The Dollories Monastery was not so far out of the way, Lilly remembered.
Maybe new homes or towns had been built between here and there in the last sixteen years, but if not the road would be relatively barren.
Glenn was probably going to die, Lilly thought. She didn’t owe him anything.
Who was Glenn to her, anyway?
“How fast can you walk on that leg?” Lilly asked. “Can you make it to the Dollories?”
On the field of the Morlon Kastaun, Kreek addressed his troops.
“They are coming for us, my friends. Men of great evil. They ride beasts of metal, they ride monsters of steel. They have come for the dragon rider. They have come to tell us that we do not control our destiny. That we do not deserve magic. That the Malicarn does not belong to us. That we must bow to their will. Well, I say to you today: We will not be cowed! We will not be made to suffer! We will not be ground under the heels of our oppressors anymore. Today, we stand tall. Today, we say that we are Men of the Malicarn! Today, we fight!”
Jules wiped blood from his forehead as he listened to Kreek’s speech over the feeds in his office. It was a good speech. Doyle delivered it well. Jules couldn’t have written it any better.
Hannah and Lilly emerged from the hut, cutting as straight a path as they could toward the monastery.
Buck tightened Glenn’s bindings. A Portuguese soldier climbed out of his tank, yelling at a man to move his cows off the road.
A family from Cameroon, living on their Malicarn farm for only six months, watched their house burn down as they hid from the mob in the woods.
Derek and Paul waited in line at airport security, hoping to catch an outbound flight.
Roger banged his fist against the helicopter door.
Kellington ran through the woods, hoping someone at the north mountain garrison was still alive.
Men took their family swords down off the mantel and marched out to join their brothers.
Kreek raised his sword above his head, an army of patriots cheering before him.
Glenn tried to remember where he had seen Buck before.
Children wept as their fathers promised to return.
The royal stablemaster fled over the hills with a carriage filled with the children of castle staff.
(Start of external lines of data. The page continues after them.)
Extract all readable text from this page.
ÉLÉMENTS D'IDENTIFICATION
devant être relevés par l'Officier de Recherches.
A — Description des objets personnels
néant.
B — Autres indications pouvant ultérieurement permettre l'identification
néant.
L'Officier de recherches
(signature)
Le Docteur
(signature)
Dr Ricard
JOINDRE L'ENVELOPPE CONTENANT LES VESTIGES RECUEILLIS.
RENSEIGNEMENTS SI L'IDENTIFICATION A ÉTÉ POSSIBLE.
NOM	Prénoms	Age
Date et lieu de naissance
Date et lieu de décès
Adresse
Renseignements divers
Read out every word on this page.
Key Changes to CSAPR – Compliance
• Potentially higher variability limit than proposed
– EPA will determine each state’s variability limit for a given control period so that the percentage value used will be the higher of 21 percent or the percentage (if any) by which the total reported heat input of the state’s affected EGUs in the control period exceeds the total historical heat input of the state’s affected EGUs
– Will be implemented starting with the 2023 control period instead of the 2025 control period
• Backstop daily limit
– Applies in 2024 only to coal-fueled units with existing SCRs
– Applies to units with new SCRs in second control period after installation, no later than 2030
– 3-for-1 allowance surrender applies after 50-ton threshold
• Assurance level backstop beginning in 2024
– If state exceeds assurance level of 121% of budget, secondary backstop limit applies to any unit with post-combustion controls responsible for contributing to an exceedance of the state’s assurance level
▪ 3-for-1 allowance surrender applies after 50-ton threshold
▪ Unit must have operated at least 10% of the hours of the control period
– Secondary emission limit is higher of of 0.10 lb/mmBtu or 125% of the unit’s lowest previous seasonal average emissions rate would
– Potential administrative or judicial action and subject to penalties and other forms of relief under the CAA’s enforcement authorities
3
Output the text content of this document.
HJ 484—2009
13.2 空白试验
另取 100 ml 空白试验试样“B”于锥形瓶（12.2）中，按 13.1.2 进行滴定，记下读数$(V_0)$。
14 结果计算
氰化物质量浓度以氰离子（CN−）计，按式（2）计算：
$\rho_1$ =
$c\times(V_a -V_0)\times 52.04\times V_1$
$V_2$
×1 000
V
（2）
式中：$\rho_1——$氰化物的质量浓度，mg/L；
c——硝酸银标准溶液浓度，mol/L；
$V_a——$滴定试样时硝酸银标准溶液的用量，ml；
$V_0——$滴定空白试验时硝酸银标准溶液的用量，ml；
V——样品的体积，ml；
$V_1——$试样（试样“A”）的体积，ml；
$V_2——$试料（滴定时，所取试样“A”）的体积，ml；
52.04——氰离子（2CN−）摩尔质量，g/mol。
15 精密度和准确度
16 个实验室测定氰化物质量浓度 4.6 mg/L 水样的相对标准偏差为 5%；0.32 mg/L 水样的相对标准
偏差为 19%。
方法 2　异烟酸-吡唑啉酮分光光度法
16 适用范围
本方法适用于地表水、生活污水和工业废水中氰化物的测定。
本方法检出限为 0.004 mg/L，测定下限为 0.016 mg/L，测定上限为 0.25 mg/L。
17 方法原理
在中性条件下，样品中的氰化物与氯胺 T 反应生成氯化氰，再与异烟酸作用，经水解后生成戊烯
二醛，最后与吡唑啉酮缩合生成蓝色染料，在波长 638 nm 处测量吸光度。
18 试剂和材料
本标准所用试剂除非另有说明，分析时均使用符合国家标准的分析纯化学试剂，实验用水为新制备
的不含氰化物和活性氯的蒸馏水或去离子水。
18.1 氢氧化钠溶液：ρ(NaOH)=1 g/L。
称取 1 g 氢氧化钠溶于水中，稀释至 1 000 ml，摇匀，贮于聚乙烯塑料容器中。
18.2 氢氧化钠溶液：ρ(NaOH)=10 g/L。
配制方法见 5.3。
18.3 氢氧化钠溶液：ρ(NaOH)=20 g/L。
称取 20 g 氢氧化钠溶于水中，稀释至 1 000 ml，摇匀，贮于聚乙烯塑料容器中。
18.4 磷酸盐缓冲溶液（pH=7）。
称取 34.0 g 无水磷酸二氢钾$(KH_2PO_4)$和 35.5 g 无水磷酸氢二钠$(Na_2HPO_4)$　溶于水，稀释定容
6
Quentin watched as Wallace beheaded Sanderson in front of the burning castle.
Zihao hoped the sound of the helicopter meant he was being rescued.
Each road and hill Lilly passed was drenched in memories she didn’t know she still had.
Hannah looked at the rising sun and convinced herself that Gregorian could save them.
A red flag of freedom was hoisted in the Old Village, atop the tower of the Great Wizard.
All of this happened at the same time, with you alone to comprehend its enormity.